Aaron complained about his lender after they had given him five loans, and made repaying them very difficult for him.
Aaron told us that he was unhappy that his lender had given him five loans. He told us that he thought the loans were unaffordable and that his lender would have seen this if it had done reasonable checks before providing them. He said he managed to make the payments for all the loans – although some of them were late – but he was only able to do so with difficulty.
We asked the lender for their side of the story. They said that their agent completed an income and expenditure analysis with Aaron before agreeing to provide the funds. And Aaron said he earned £400 a week and had weekly expenses of £270. So he had a weekly disposable income of £130. It accepted that loans four and five were given while loan three was still outstanding. But even then the most that Aaron had to pay was £100 and the checks showed he had the funds to cover this. The lender also said they carried out a credit check on Aaron when he applied for the loans, but didn’t provide much about this.
In the lender’s view, all of this meant that they did enough to establish that Aaron’s loans were affordable for him and the loans being repaid supported this.
What we said
Aaron’s first two loans were for relatively small amounts, £200 and £250, and the weekly payments were relatively small – less than £6.50 for loan one and £7.78 for loan two. Bearing in mind the circumstances, we thought that what the lender had done before providing loans one and two was reasonable and proportionate and so we didn’t think the complaint about those loans should be upheld.
But loan three was for £750 and it was taken on the same day that Aaron had made his last payment for loan two. So the weekly payments were higher – around £20 a week. By this stage Aaron had also been in debt to the lender for more than a year. So we thought that they needed to get to the crux of why Aaron needed to come back for a further loan given the amount of his declared disposable income – especially as there were some late payments on loan two.
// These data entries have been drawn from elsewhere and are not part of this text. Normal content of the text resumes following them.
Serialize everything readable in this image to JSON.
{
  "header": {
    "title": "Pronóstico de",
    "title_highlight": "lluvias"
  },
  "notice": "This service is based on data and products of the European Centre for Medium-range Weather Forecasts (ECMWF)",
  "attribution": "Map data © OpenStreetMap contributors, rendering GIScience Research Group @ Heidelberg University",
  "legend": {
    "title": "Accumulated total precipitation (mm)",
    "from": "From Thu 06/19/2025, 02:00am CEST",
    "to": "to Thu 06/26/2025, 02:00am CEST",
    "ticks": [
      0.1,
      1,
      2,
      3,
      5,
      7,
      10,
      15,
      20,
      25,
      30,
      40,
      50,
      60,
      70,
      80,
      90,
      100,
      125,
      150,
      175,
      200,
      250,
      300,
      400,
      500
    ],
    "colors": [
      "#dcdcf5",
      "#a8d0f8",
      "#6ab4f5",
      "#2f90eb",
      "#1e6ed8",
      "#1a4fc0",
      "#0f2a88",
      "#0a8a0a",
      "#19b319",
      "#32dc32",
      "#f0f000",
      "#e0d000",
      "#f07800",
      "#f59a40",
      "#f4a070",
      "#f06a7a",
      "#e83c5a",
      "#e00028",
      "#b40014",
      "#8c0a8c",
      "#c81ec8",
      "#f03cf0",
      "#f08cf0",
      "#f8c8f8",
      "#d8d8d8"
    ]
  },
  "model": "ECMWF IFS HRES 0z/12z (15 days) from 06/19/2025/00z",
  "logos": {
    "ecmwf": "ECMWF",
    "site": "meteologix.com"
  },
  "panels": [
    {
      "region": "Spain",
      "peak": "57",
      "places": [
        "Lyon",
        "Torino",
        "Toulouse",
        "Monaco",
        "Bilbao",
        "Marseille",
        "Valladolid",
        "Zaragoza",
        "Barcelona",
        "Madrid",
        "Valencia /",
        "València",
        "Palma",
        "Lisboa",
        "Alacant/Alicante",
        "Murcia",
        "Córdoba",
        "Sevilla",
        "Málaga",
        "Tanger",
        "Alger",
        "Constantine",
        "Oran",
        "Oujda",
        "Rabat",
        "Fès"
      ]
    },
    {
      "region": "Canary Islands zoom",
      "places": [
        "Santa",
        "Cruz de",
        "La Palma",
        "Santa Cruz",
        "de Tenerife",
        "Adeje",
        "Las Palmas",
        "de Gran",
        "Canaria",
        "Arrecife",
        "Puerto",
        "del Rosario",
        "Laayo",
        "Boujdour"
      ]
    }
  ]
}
We were also concerned by what we had seen on the lender’s credit checks. The credit check showed that Aaron had recently entered into two repayment arrangements on payday loans. We thought that this was also indicative of possible financial difficulty and as a result we thought that reasonable and proportionate checks for loan three would have involved getting a thorough understanding of Aaron’s financial position. As the lender hadn’t gone as far as this, we didn’t think the checks for loan three or those for loans four and five, which were taken pretty soon after and while loan three was being repaid, were reasonable and proportionate.
We went on to look at what proportionate checks would more likely than not have shown. And we saw that Aaron was struggling financially. He was borrowing from a number of lenders just so he could make loan payments to others. We also saw that he’d been significantly overdrawn for an extended period of time. His account balance never went into credit even when his wages went in each month. So we thought that there was no reasonable prospect of Aaron being able to make the payments for loan three and meet his living costs without borrowing further. The position was worsening and by the time he applied for loans four and five, Aaron owed even more money to others. So we told the lender that we thought they unfairly provided Aaron with loans three to five as proportionate checks would more likely than not have shown these loans shouldn’t have been given to him.
The lender was told to refund all the interest and charges Aaron paid on loans three to five, adding 8% simple interest. We also told them that they needed to remove any adverse information they recorded on Aaron’s credit file.